Other than as set forth in this Schedule 13D Amendment No. 2, there were no transactions effected in the shares of Common Stock, or securities convertible into, exercisable for or exchangeable for the shares of Common Stock, by Mr. Feinberg or any person or entity controlled by him, or any person or entity for which he possesses voting or investment control over the securities thereof, during the period commencing sixty (60) days prior to July 30, 2013, the date of the event which required the filing of this Schedule 13D Amendment No. 2, and ending on the Filing Date.
Item 6. Contracts, Arrangements, Understandings or Relationships With Respect to Securities of the Issuer.
Item 6 is hereby amended by deleting the text thereof in its entirety and substituting the following in lieu thereof:
On July 24, 2013, Tower Holdings and the Company, entered into the Underwriting Agreement with the Underwriters. Subject to the terms, provisions and conditions set forth in the Underwriting Agreement, the Underwriters agreed to purchase from Tower Holdings, and Tower Holdings agreed to sell to the Underwriters, 7,250,000 shares of Common Stock. In addition, pursuant to the Underwriting Agreement, Tower Holdings granted the Underwriters a 30-day option to purchase up to an additional 1,087,500 shares of Common Stock.
A copy of the Underwriting Agreement is incorporated by reference as Exhibit 7.2 to this Schedule 13D. The description of the Underwriting Agreement set forth herein is qualified in its entirety by reference to the complete copy of the Underwriting Agreement.
Tower Holdings and the Company are parties to a Registration Rights Agreement (the “Registration Rights Agreement”), dated as of October 14, 2010, that provides, among other things, that Tower Holdings, from time to time, can require the Company to register for resale, pursuant to the Securities Act of 1933, at the Company’s expense, all or a portion of the Common Stock then held by Tower Holdings.
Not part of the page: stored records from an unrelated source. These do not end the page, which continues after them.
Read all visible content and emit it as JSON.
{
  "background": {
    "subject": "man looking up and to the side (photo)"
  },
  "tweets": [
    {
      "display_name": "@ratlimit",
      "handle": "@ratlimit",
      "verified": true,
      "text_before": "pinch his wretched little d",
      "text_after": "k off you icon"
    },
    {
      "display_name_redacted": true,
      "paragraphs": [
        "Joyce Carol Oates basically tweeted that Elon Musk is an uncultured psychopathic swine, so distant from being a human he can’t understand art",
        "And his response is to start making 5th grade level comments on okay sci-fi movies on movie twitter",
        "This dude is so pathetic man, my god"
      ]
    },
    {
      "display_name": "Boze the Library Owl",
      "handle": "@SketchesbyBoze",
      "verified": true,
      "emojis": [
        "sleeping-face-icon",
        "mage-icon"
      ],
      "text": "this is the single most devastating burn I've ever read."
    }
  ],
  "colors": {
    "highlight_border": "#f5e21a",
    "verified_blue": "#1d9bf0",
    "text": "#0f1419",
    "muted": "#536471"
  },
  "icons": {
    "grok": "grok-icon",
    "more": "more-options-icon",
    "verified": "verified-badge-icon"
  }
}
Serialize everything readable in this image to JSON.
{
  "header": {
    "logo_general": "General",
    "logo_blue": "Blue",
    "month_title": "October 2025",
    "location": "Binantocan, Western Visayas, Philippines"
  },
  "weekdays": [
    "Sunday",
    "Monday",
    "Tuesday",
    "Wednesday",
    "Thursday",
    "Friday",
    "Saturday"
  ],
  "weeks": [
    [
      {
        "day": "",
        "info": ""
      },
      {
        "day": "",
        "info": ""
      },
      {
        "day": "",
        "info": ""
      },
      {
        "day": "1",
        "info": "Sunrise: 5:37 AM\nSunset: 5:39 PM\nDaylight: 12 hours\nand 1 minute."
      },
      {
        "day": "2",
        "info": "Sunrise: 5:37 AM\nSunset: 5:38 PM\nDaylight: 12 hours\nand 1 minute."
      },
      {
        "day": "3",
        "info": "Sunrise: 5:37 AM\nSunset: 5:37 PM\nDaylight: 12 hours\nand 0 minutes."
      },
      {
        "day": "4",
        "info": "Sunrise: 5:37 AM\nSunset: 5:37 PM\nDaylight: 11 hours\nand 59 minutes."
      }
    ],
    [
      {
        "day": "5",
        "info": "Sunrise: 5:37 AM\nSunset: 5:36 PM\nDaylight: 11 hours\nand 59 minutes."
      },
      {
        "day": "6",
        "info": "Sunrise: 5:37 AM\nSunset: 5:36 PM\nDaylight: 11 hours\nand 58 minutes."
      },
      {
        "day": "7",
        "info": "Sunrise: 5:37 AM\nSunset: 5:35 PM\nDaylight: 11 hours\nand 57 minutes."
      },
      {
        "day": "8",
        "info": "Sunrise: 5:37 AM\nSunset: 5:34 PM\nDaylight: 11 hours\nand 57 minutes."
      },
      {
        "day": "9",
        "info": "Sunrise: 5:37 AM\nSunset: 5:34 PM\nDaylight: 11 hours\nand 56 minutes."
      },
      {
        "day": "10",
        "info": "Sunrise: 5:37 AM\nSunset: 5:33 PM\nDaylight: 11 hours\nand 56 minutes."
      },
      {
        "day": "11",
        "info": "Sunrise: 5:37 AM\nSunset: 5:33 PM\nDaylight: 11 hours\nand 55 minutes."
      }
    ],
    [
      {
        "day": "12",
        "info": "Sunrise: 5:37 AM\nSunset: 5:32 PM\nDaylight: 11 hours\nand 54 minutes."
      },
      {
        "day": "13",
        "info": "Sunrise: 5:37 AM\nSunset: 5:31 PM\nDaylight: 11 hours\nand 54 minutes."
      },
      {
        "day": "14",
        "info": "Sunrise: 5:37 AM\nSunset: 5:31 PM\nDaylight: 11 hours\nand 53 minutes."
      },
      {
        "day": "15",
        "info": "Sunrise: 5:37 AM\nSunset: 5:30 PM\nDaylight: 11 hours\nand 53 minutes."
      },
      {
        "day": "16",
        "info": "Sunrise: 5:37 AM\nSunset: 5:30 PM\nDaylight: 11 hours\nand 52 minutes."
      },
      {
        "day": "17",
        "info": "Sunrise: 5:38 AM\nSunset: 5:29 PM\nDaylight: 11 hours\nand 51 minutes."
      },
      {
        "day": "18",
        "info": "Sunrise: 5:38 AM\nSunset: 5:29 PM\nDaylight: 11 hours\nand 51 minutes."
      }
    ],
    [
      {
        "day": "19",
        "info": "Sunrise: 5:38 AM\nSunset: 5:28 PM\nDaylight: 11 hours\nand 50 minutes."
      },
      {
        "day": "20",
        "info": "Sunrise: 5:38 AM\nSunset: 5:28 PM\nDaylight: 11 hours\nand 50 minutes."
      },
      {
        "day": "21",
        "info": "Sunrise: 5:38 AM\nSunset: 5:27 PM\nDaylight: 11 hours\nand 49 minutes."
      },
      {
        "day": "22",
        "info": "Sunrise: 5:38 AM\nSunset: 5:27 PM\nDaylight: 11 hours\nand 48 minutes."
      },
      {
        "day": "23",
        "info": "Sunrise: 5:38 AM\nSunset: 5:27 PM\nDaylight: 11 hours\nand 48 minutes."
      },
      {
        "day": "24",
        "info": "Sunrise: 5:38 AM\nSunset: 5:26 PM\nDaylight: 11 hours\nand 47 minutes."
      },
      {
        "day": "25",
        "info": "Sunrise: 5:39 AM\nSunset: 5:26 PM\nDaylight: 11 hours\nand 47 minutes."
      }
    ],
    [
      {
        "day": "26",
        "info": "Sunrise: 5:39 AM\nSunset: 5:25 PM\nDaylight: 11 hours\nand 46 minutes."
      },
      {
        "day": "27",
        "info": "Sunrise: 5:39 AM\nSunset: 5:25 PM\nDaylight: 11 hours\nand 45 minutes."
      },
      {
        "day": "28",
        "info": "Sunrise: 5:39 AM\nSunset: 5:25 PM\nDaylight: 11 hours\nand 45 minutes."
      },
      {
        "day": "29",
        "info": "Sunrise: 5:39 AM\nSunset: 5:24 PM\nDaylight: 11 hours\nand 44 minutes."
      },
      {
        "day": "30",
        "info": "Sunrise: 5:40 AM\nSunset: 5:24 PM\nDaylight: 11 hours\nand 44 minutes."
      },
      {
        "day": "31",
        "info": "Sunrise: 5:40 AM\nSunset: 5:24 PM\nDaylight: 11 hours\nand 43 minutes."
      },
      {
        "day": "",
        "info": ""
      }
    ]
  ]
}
A copy of the Registration Rights Agreement is incorporated by reference as Exhibit 7.3 to this Schedule 13D. The description of the Registration Rights Agreement set forth herein is qualified in its entirety by reference to the complete copy of the Registration Rights Agreement.
The descriptions of the Voting Agreements set forth above are hereby incorporated in their entirety in this Item 6.
Except as otherwise described herein, no contracts, arrangements, understandings or similar relationships exist with respect to the securities of the Company between Mr. Feinberg, Tower Holdings and any other person or entity.
Item 7. Material to be Filed as Exhibits.
7.2. Underwriting Agreement, dated July 24, 2013, by and among Tower International Holdings, LLC, as the selling stockholder, Tower International, Inc., Goldman, Sachs & Co., Citigroup Global Markets Inc. and J.P. Morgan Securities LLC, as the representatives of the underwriters named in such Underwriting Agreement (incorporated by reference to Exhibit 1.1 to the Current Report on Form 8-K filed by Tower International, Inc. with the U.S. Securities and Exchange Commission on July 26, 2013).
7.3. Registration Rights Agreement, dated as of October 14, 2010, by and between Tower International Holdings, LLC and Tower International, Inc. (incorporated by reference to Exhibit 4.3 to the Amendment No. 3 to the Registration Statement on Form S-1 filed by Tower International, Inc. with the U.S. Securities and Exchange Commission on May 11, 2010).